Он намеревался доказать, что у христианской религии столько же свидетельств истинности, сколько и у любой вещи, считающейся в мире самой достоверной. Он не прибегал для этого к метафизическим аргументам; это не значит, что он ими пренебрегал, когда они были уместны. Но он говорил, что они очень далеки от обычного человеческого разумения, что не все к ним способны и что тем, кто способен, они годятся лишь на краткий миг, а час спустя они уже не знают, что об этом сказать, и боятся быть обмануты. Он говорил также, что такого рода доказательства могут привести нас лишь к рассудочному знанию Бога, а знать Его таким образом означает не знать Его вовсе. Он старался не прибегать и к обыденным доводам, взятым из тварной природы; он их ценил, потому что они освящены Писанием и согласуются с разумом, но полагал, что они несообразны расположению ума и сердца тех, кого он замыслил убедить. Он знал по опыту, что таким способом не только их не осилить, но и нет ничего лучше, напротив, чтобы их отвратить и лишить надежды найти истину, чем пытаться их убедить только такого рода рассуждениями, против которых они зачастую так ожесточаются, что огрубление сердец делает их глухими к подобному голосу природы и что они пребывают в ослеплении, от которого могут избавиться только через Иисуса Христа, а вне Его никакого общения с Богом нам не дано, ибо написано, что Отца не знает никто, кроме Сына, и кому Сын хочет открыть.
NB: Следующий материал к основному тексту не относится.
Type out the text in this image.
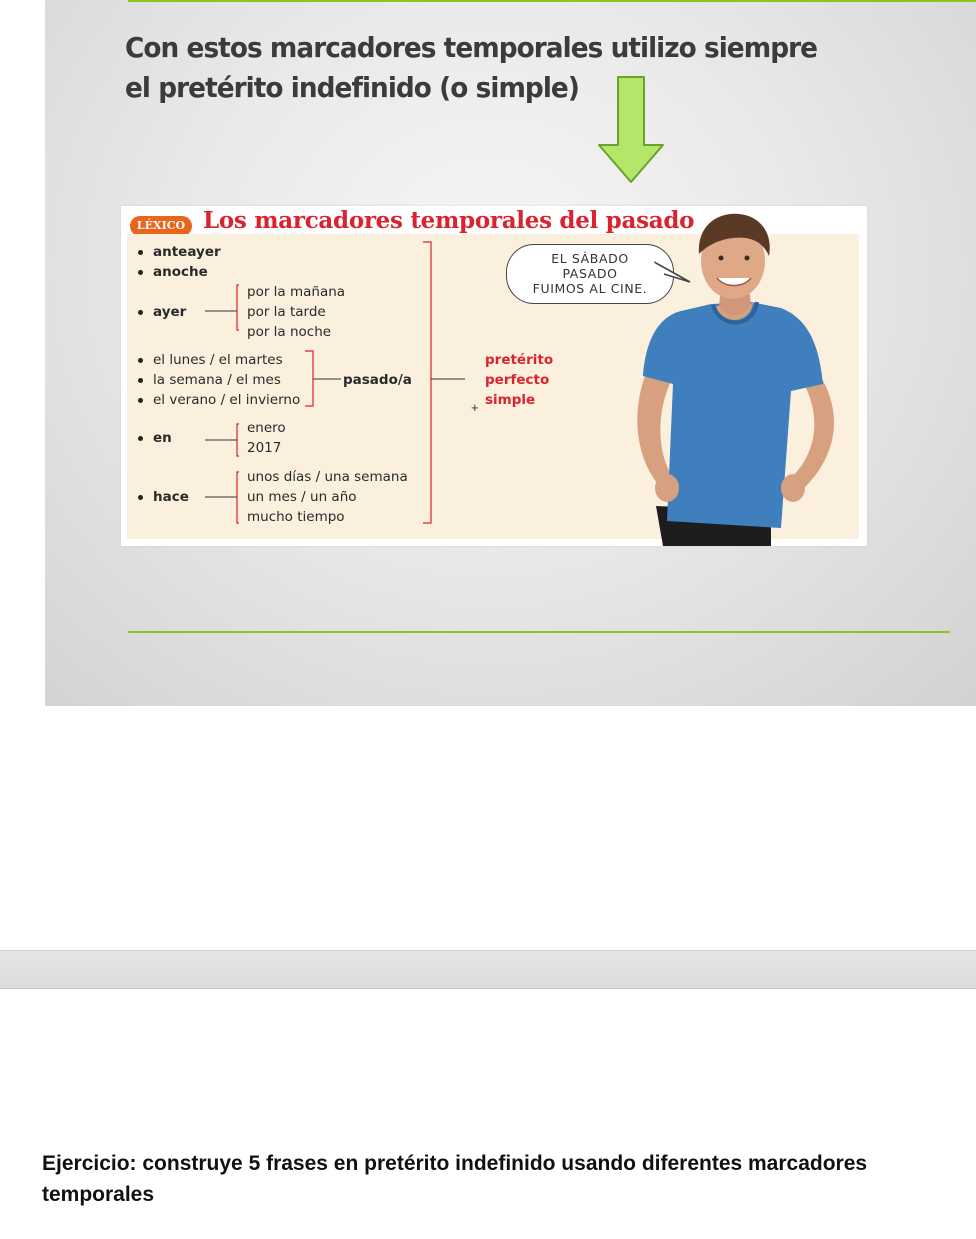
Con estos marcadores temporales utilizo siempre el pretérito indefinido (o simple)
LÉXICO Los marcadores temporales del pasado
anteayer
anoche
ayer
por la mañana
por la tarde
por la noche
el lunes / el martes
la semana / el mes
el verano / el invierno
pasado/a
+
pretérito
perfecto
simple
en
enero
2017
hace
unos días / una semana
un mes / un año
mucho tiempo
EL SÁBADO
PASADO
FUIMOS AL CINE.

Ejercicio: construye 5 frases en pretérito indefinido usando diferentes marcadores
temporales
Христианское Божество не сводится просто к Богу – зиждителю математических истин и миропорядка: это участь язычников. Оно не сводится к Богу, простирающему промысел Свой на жизнь и имение человеческие, чтобы посылать череду счастливых лет: это удел иудеев. Но Бог Авраама и Иакова, Бог христиан есть Бог любви и утешения; это Бог, наполняющий душу тех, кто Его нашел. Это Бог, Который зарождает внутри них ощущение их ничтожества и Его бесконечного милосердия, который соединяется с ними в глубине их душ, наполняет их смирением, верой, надеждой и любовью, делает их неспособными стремиться к иной цели, кроме Него Самого.
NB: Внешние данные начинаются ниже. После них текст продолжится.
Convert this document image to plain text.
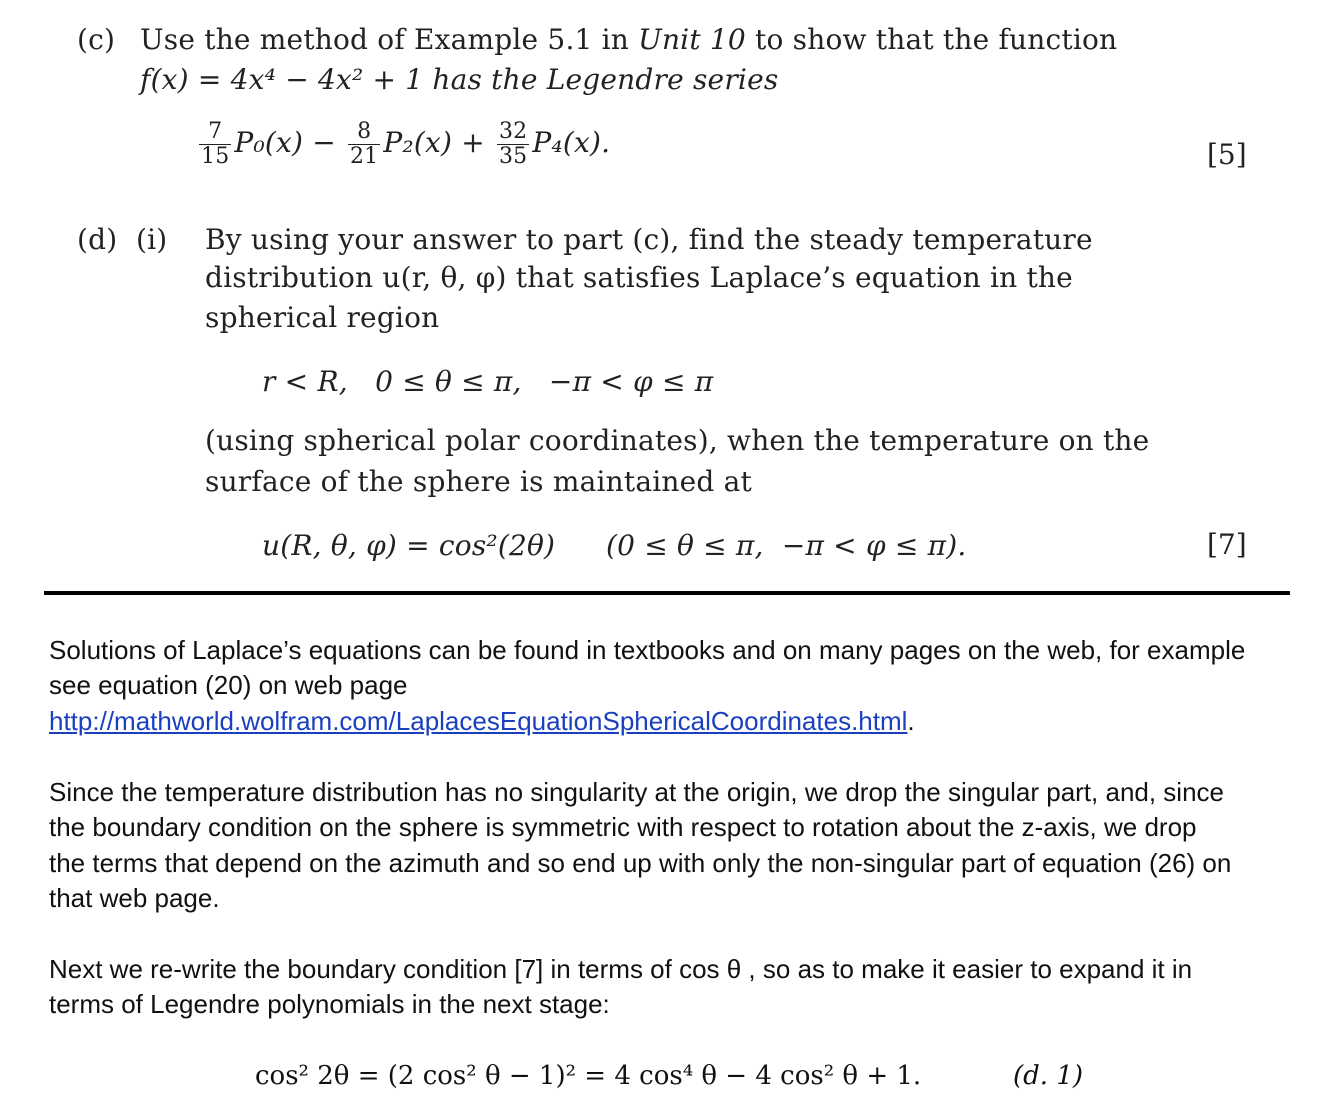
(c) Use the method of Example 5.1 in Unit 10 to show that the function
f(x) = 4x⁴ − 4x² + 1 has the Legendre series
$\frac{7}{15} P_0(x) - \frac{8}{21} P_2(x) + \frac{32}{35} P_4(x)$.	[5]
(d) (i) By using your answer to part (c), find the steady temperature
distribution u(r, θ, φ) that satisfies Laplace’s equation in the
spherical region
r < R,   0 ≤ θ ≤ π,   −π < φ ≤ π
(using spherical polar coordinates), when the temperature on the
surface of the sphere is maintained at
u(R, θ, φ) = cos²(2θ) (0 ≤ θ ≤ π,  −π < φ ≤ π).	[7]
Solutions of Laplace’s equations can be found in textbooks and on many pages on the web, for example
see equation (20) on web page
http://mathworld.wolfram.com/LaplacesEquationSphericalCoordinates.html.
Since the temperature distribution has no singularity at the origin, we drop the singular part, and, since
the boundary condition on the sphere is symmetric with respect to rotation about the z-axis, we drop
the terms that depend on the azimuth and so end up with only the non-singular part of equation (26) on
that web page.
Next we re-write the boundary condition [7] in terms of cos θ , so as to make it easier to expand it in
terms of Legendre polynomials in the next stage:
cos² 2θ = (2 cos² θ − 1)² = 4 cos⁴ θ − 4 cos² θ + 1.	(d. 1)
Бог христиан – это Бог, помогающий душе понять, что Он – ее единственное благо, что только в Нем ее покой, что у нее не будет иной радости, кроме как любить Его, и вместе с тем внушающий ей ужас перед всеми препятствиями, которые ей мешают любить Его изо всех сил. Себялюбие и похоть, удерживающие душу, Ему невыносимы, и Он открывает душе, какие глубины себялюбия в ней таятся и что Он один может ее исцелить.
Вот что значит познавать Бога по-христиански. Но чтобы так Его познавать, нужно знать одновременно и свою ничтожность, и недостойность, и свою нужду в посреднике, помогающем приблизиться к Богу и соединиться с Ним. Эти знания нельзя разделять, потому что одно без другого они не только бесполезны, но и вредны. Знание Бога без знания нашей ничтожности порождает гордыню; знание нашей ничтожности без Иисуса Христа порождает отчаяние. Но познание Иисуса Христа нас избавляет от гордыни и отчаяния, потому что в нем мы находим Иисуса Христа, единственного утешителя в нашей ничтожности и единственный путь из нее спастись.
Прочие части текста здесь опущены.